Ernest Brown

Personal information
- Nationality: British (Welsh)
- Born: Wales

Sport
- Sport: Cycling / Rugby union
- Club: Newport AC Newport Wheelers Newport RFC

= Ernest Brown (cyclist) =

Welsh cyclist

Ernest H. Brown was a rugby player and international cyclist from Wales, who competed at the British Empire Games (now the Commonwealth Games).

== Biography ==
Brown attended St Woolos Primary School and Newport Secondary School in Newport. He was the 1931, 1933 and 1934 quarter mile cycling champion of Wales.

Brown won the 1933 NCU quarter-mile cycle championship, riding for the Newport Athletic Club. In 1934, Brown was riding for Newport Wheelers when he was initially named as a reserve for the 1934 British Empire Games.

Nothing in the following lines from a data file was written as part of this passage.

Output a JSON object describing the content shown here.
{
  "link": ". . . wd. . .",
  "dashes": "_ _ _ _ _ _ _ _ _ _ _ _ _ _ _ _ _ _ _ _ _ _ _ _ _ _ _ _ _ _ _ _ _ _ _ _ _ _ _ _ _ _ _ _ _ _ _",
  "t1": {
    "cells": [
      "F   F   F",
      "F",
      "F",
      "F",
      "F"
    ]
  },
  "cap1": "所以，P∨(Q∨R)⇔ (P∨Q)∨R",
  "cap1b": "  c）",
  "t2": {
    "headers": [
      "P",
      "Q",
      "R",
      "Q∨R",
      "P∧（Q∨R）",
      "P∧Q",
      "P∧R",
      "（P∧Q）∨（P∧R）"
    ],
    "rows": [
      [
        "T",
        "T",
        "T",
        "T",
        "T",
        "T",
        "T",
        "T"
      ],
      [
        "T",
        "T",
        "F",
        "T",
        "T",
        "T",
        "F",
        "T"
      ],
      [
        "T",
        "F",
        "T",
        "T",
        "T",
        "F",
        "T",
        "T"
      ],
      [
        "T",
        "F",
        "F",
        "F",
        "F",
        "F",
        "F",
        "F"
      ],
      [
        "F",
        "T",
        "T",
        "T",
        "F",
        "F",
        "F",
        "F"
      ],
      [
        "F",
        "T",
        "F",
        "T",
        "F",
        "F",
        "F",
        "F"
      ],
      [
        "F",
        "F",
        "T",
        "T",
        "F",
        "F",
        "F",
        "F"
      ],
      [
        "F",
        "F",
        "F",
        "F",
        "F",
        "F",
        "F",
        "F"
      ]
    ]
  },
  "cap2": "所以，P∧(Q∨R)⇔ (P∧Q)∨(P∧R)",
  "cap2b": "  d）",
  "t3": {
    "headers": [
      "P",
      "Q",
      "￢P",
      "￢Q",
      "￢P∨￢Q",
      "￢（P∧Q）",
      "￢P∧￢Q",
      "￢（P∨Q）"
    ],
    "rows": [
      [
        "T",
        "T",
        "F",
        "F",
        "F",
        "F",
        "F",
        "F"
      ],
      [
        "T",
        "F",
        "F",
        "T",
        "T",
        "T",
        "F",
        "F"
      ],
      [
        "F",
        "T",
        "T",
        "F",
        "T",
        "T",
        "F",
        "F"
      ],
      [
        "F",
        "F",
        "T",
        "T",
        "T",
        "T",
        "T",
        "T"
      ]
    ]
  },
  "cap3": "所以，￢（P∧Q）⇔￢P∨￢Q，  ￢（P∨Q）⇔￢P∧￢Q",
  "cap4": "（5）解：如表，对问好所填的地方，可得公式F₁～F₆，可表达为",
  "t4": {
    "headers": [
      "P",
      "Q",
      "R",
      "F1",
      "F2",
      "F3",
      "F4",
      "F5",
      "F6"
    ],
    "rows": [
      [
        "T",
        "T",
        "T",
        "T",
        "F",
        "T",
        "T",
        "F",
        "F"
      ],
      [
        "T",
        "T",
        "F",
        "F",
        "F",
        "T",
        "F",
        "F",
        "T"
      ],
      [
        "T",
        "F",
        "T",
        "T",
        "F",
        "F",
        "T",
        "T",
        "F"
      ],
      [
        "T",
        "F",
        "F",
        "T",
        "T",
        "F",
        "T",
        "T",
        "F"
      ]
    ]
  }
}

However, he was called up compete and subsequently was only one of two cycling representatives, alongside Frank Jones for the 1934 Welsh Team at the British Empire Games in London, participating in the time trial and scratch events.

In addition to cycling, Brown was a significant rugby player, playing several times for Newport RFC in 1934 and the following year in 1935 was named as the captain of Newport United (the B team). He was an engine cleaner by profession and worked at Newport Docks.